Menurut presentasi keselamatan laser di University of Utah, pancaran laser 500 mW selama seperempat detik saja bisa menyebabkan kerusakan mata permanen. Paparan 1/100 detik atau lebih sebentar pun sudah disebut cukup berbahaya.
Dengan spesifikasi 1 kW, perangkat yang dijual Gonglian Trade Co. memiliki kekuatan dua kali lebih besar dari angka 500 mW yang disebut dalam penjelasan keselamatan tersebut. Pada level itu, perangkat disebut dapat merusak kulit dan mata, sementara alat laser genggam juga memiliki potensi kebocoran radiasi infra merah.
Akses pembelian yang lebih longgar
Alibaba memang berbeda dari marketplace konsumen seperti Temu dan eBay karena pembeli tetap harus melewati proses administrasi. Namun, platform ini tidak mewajibkan pembelian dalam partai besar.

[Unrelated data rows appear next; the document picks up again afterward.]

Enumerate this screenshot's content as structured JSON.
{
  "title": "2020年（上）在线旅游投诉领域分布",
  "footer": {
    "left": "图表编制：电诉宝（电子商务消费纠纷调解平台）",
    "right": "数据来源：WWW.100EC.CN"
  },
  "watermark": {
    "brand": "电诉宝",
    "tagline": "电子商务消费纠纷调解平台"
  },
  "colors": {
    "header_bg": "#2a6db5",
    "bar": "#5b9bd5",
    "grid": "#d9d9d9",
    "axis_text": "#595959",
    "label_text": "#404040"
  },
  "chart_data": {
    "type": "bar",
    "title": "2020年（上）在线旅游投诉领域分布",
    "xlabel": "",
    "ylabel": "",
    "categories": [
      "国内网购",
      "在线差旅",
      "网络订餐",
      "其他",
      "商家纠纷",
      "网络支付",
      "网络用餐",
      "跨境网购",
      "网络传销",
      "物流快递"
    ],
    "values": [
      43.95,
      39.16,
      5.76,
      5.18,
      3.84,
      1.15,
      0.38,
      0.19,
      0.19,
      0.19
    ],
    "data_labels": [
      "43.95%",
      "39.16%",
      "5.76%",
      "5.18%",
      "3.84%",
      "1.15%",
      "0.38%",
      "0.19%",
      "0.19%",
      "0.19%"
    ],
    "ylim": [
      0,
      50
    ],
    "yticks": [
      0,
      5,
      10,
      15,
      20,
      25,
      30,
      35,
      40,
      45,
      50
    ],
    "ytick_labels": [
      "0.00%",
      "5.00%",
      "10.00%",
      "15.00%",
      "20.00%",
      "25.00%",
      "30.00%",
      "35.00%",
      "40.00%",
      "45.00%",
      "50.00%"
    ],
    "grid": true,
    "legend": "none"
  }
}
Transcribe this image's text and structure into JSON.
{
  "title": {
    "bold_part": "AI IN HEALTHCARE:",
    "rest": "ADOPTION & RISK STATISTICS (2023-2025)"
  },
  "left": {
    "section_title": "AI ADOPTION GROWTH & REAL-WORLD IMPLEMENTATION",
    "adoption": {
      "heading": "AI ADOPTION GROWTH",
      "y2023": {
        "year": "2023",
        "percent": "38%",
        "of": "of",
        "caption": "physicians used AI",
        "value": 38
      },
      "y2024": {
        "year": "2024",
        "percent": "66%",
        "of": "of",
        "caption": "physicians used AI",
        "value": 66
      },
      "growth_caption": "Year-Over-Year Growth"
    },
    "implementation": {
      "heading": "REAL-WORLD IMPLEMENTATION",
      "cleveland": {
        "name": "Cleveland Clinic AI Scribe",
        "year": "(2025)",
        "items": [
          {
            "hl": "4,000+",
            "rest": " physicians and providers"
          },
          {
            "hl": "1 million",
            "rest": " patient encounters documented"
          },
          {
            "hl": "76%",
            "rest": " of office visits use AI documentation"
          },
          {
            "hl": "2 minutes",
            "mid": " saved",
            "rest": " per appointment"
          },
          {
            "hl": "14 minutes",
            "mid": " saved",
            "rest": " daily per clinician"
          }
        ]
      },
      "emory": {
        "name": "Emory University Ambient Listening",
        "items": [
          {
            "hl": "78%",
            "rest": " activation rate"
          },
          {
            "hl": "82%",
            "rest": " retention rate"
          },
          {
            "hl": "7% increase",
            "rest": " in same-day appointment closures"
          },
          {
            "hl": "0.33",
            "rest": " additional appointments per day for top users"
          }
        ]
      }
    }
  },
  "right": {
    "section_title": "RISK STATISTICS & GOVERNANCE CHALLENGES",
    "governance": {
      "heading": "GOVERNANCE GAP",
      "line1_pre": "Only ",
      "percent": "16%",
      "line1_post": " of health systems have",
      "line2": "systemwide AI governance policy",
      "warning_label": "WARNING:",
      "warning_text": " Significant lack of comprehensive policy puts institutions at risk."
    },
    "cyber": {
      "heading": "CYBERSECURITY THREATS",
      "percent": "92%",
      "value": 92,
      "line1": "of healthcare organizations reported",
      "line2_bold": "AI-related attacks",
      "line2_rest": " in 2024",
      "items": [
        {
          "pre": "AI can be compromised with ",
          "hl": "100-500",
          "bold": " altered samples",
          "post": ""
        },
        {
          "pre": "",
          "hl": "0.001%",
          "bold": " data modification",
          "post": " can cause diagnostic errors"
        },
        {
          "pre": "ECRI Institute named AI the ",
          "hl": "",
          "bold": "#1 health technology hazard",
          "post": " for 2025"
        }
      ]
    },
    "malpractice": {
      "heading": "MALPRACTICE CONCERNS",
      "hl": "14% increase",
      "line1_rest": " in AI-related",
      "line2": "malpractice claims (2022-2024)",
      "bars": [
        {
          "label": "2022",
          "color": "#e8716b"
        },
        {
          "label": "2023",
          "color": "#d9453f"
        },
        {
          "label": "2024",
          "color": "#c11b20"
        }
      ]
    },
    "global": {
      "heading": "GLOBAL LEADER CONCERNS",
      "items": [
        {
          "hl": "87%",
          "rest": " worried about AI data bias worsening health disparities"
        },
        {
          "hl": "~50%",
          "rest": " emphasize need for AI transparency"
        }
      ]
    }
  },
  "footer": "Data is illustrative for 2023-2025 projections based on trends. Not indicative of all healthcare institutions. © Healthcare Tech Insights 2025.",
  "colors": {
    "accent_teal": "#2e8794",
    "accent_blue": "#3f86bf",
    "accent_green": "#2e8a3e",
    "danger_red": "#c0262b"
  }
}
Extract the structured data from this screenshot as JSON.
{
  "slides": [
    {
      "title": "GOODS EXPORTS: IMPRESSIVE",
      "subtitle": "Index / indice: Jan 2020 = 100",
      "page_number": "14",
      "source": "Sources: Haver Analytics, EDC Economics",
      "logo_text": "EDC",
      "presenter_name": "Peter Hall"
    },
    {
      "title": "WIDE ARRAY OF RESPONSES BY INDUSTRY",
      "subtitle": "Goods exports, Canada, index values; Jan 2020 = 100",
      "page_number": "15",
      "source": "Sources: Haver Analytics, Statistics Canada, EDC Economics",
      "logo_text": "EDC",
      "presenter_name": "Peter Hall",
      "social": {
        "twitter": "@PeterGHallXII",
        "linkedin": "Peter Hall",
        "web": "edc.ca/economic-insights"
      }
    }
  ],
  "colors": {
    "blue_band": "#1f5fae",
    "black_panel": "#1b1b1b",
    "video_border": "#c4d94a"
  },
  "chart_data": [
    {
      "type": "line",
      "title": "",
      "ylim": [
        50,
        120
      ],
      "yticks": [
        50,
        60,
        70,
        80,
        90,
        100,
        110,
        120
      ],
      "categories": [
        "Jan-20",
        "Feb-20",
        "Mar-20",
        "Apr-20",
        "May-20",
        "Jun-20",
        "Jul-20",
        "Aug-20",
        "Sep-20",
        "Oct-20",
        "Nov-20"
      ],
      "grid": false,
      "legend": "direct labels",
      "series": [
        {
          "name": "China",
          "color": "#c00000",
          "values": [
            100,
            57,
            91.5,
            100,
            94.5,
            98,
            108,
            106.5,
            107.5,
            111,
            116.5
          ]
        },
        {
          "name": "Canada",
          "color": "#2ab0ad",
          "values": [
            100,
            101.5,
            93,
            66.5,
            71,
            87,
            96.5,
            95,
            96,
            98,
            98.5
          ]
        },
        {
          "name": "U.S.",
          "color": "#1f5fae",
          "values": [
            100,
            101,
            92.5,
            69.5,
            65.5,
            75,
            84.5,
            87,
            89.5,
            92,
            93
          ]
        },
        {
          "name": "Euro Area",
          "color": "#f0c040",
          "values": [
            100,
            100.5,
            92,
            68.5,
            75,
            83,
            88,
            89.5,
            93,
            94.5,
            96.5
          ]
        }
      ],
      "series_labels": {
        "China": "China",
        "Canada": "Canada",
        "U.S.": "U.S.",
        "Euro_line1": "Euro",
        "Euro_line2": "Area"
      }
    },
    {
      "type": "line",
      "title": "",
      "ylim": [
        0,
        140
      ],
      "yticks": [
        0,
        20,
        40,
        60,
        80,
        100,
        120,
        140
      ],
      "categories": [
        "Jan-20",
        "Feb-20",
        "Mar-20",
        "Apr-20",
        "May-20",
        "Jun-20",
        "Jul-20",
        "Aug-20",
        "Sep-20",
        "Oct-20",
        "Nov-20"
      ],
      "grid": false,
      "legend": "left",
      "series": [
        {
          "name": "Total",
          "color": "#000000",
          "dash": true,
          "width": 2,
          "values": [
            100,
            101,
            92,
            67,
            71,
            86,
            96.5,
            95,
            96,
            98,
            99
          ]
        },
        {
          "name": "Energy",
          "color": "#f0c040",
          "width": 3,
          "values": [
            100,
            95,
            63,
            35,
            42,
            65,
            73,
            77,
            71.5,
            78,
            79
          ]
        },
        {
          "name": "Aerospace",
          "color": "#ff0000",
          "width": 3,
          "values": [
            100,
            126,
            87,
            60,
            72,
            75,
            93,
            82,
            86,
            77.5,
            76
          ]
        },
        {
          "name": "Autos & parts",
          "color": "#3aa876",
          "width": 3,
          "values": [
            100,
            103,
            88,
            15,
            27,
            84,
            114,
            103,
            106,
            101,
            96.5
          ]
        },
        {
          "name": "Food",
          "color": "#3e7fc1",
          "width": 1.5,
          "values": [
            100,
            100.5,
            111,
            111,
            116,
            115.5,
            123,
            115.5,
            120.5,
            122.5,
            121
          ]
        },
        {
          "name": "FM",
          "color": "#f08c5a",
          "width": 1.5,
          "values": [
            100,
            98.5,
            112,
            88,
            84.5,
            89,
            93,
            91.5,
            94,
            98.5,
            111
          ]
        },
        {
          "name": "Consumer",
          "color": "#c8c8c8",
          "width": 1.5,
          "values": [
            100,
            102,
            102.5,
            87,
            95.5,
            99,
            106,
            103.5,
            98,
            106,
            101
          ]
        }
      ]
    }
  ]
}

Kondisi itu membuka peluang bagi pembeli yang bisa lolos proses transaksi di platform untuk membeli produk tersebut tanpa harus menjadi pembeli grosir. Situasi ini membuat akses ke perangkat berisiko tinggi itu terasa lebih longgar dibanding yang dibayangkan banyak orang.
Lebih jauh lagi, senjata laser tersebut juga bisa dibeli lewat fasilitas pay later dan cicilan. Opsi pembayaran seperti Klarna dan PayPal ikut tersedia, sehingga proses pembelian menjadi semakin mudah diakses.
Kombinasi antara spesifikasi tinggi, harga yang masih berada dalam jangkauan untuk kategori perangkat berdaya besar, dan mekanisme belanja yang fleksibel membuat temuan ini mencolok. Alibaba kini tidak hanya memajang barang industri, tetapi juga menjadi ruang di mana teknologi berisiko tinggi bisa dijual terbuka dengan kemasan yang terlihat biasa.